Tuesday, December 10, 2013

Superpower.

He didn’t understand why we were there and if I’m being honest, neither did I.   These were my ideas, my fears, my “what-if’s”; he was just along for the ride.  This is one of the many things I love about him; he’s always willing and ready to show up when it counts.  I didn’t want us to wake-up some place we didn’t want to be and not know how it happened.  I needed perspective and clarity.  There are a million things that could wrong and if we don’t see it coming, we will go down with it.     

If you had a superpower, what would it be?  I discovered this question once on a blog somewhere in cyberspace and have never forgotten.  I love this question.  I love the idea of discovering and clarifying strength within us, one source more innate and powerful than the rest.  The resource we can count on, our go-to, our strong suite.

What is my superpower? My answer has been and continues to be intuition.  I often feel it before I see it or able to articulate it. I’ve always underestimated the influence intuition has on my ability to make decisions.  My greatest struggle with trusting my gut and listening to what the little voice tells me is proof.  The vagueness that comes with expressing intuition often creates distance and doubt in me before it will serve me.

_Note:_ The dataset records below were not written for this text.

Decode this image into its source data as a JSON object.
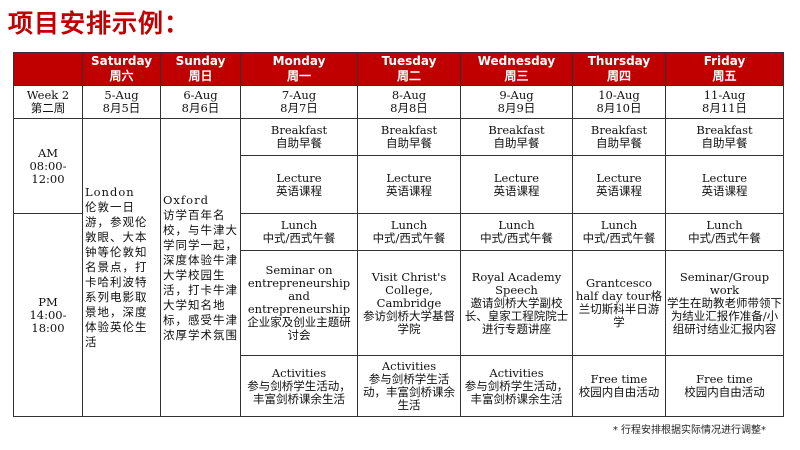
{
  "title": "项目安排示例：",
  "colors": {
    "header_bg": "#c00000",
    "title": "#c00000"
  },
  "days": [
    {
      "en": "Saturday",
      "cn": "周六",
      "date_en": "5-Aug",
      "date_cn": "8月5日"
    },
    {
      "en": "Sunday",
      "cn": "周日",
      "date_en": "6-Aug",
      "date_cn": "8月6日"
    },
    {
      "en": "Monday",
      "cn": "周一",
      "date_en": "7-Aug",
      "date_cn": "8月7日"
    },
    {
      "en": "Tuesday",
      "cn": "周二",
      "date_en": "8-Aug",
      "date_cn": "8月8日"
    },
    {
      "en": "Wednesday",
      "cn": "周三",
      "date_en": "9-Aug",
      "date_cn": "8月9日"
    },
    {
      "en": "Thursday",
      "cn": "周四",
      "date_en": "10-Aug",
      "date_cn": "8月10日"
    },
    {
      "en": "Friday",
      "cn": "周五",
      "date_en": "11-Aug",
      "date_cn": "8月11日"
    }
  ],
  "week": {
    "en": "Week 2",
    "cn": "第二周"
  },
  "am": {
    "label": "AM",
    "time": "08:00-12:00"
  },
  "pm": {
    "label": "PM",
    "time": "14:00-18:00"
  },
  "saturday_all": {
    "en": "London",
    "cn": "伦敦一日游，参观伦敦眼、大本钟等伦敦知名景点，打卡哈利波特系列电影取景地，深度体验英伦生活"
  },
  "sunday_all": {
    "en": "Oxford",
    "cn": "访学百年名校，与牛津大学同学一起，深度体验牛津大学校园生活，打卡牛津大学知名地标，感受牛津浓厚学术氛围"
  },
  "rows": {
    "breakfast": [
      {
        "en": "Breakfast",
        "cn": "自助早餐"
      },
      {
        "en": "Breakfast",
        "cn": "自助早餐"
      },
      {
        "en": "Breakfast",
        "cn": "自助早餐"
      },
      {
        "en": "Breakfast",
        "cn": "自助早餐"
      },
      {
        "en": "Breakfast",
        "cn": "自助早餐"
      }
    ],
    "lecture": [
      {
        "en": "Lecture",
        "cn": "英语课程"
      },
      {
        "en": "Lecture",
        "cn": "英语课程"
      },
      {
        "en": "Lecture",
        "cn": "英语课程"
      },
      {
        "en": "Lecture",
        "cn": "英语课程"
      },
      {
        "en": "Lecture",
        "cn": "英语课程"
      }
    ],
    "lunch": [
      {
        "en": "Lunch",
        "cn": "中式/西式午餐"
      },
      {
        "en": "Lunch",
        "cn": "中式/西式午餐"
      },
      {
        "en": "Lunch",
        "cn": "中式/西式午餐"
      },
      {
        "en": "Lunch",
        "cn": "中式/西式午餐"
      },
      {
        "en": "Lunch",
        "cn": "中式/西式午餐"
      }
    ],
    "afternoon": [
      {
        "en": "Seminar on entrepreneurship and entrepreneurship",
        "cn": "企业家及创业主题研讨会"
      },
      {
        "en": "Visit Christ's College, Cambridge",
        "cn": "参访剑桥大学基督学院"
      },
      {
        "en": "Royal Academy Speech",
        "cn": "邀请剑桥大学副校长、皇家工程院院士进行专题讲座"
      },
      {
        "en": "Grantcesco half day tour",
        "cn": "格兰切斯科半日游学"
      },
      {
        "en": "Seminar/Group work",
        "cn": "学生在助教老师带领下为结业汇报作准备/小组研讨结业汇报内容"
      }
    ],
    "activities": [
      {
        "en": "Activities",
        "cn": "参与剑桥学生活动，丰富剑桥课余生活"
      },
      {
        "en": "Activities",
        "cn": "参与剑桥学生活动，丰富剑桥课余生活"
      },
      {
        "en": "Activities",
        "cn": "参与剑桥学生活动，丰富剑桥课余生活"
      },
      {
        "en": "Free time",
        "cn": "校园内自由活动"
      },
      {
        "en": "Free time",
        "cn": "校园内自由活动"
      }
    ]
  },
  "footnote": "* 行程安排根据实际情况进行调整*"
}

In Brené Brown’s, Gifts of Imperfection, she defines intuition- “Intuition is not a single way of knowing-it’s our ability to hold space for uncertainty and our willingness to trust the many ways we’ve developed knowledge and insight, including instinct, experience, faith, and reason."

Intuition can help me make decisions, consider the alternative and possibility of what is to come, it has done this for me.  It’s my superpower.  However, there have been times when I believed my intuition was working to save me but instead fed an intrinsic fear and uncertainty in me. 

We went together because I thought it was a potential “us” issue, I wanted protection.  It couldn’t possibly be an issue of mine alone; I was being proactive and responsible for what I sensed coming—before there was a problem.  About six years ago and after six months of therapy, I had my first glimpse at the powerful influence of fear.

I didn’t want to lose touch with real life, I wanted to preserve “us” and not get swallowed up in the addictive success vacuum we were experiencing. I didn’t want to wake up and discover we had lost each other in the process.  I wanted assurance that what we had together would always be stronger than anything we acquired. While I believe these were legitimate concerns, a greater desire to control the outcome and inability to accept the unknown began creating exactly what I didn’t want. 

Brené Brown defines faith as “a place of mystery, where we find the courage to believe in what we cannot see and the strength to let go of our fear of uncertainty.” 

I love Brené’s definition of faith in this context, as I’ve never considered faith in relationship to intuition. Having faith doesn’t mean I turn down or turn off this voice.  Having faith means I let go, it means trusting and believing in all the places, even those I can’t see. With the absence of faith, my intuition, my gut feeling, had become overwhelming, anxiety inducing and driven by fear.    

I struggle with wanting to see the big picture, have all the information, and be in control of the beginning, middle and end.  I want no surprises; there is comfort for me in predictable. I’d never considered the manifestation of fear I was capable of creating all on my own, a disbelief in the choice to let go.

Every New Year brings events and experiences we can count on and predict, along with new, unexpected blessing and challenge. This week, we were asked to create a mantra, a timeout place that allows us to slow down and quiet the distraction, remain mindful. How do you find clarity when you’re all wrapped up in those places? How do you hear yourself, trust yourself and have faith in the process?

Trust what you tell yourself and believe in the choices that exist.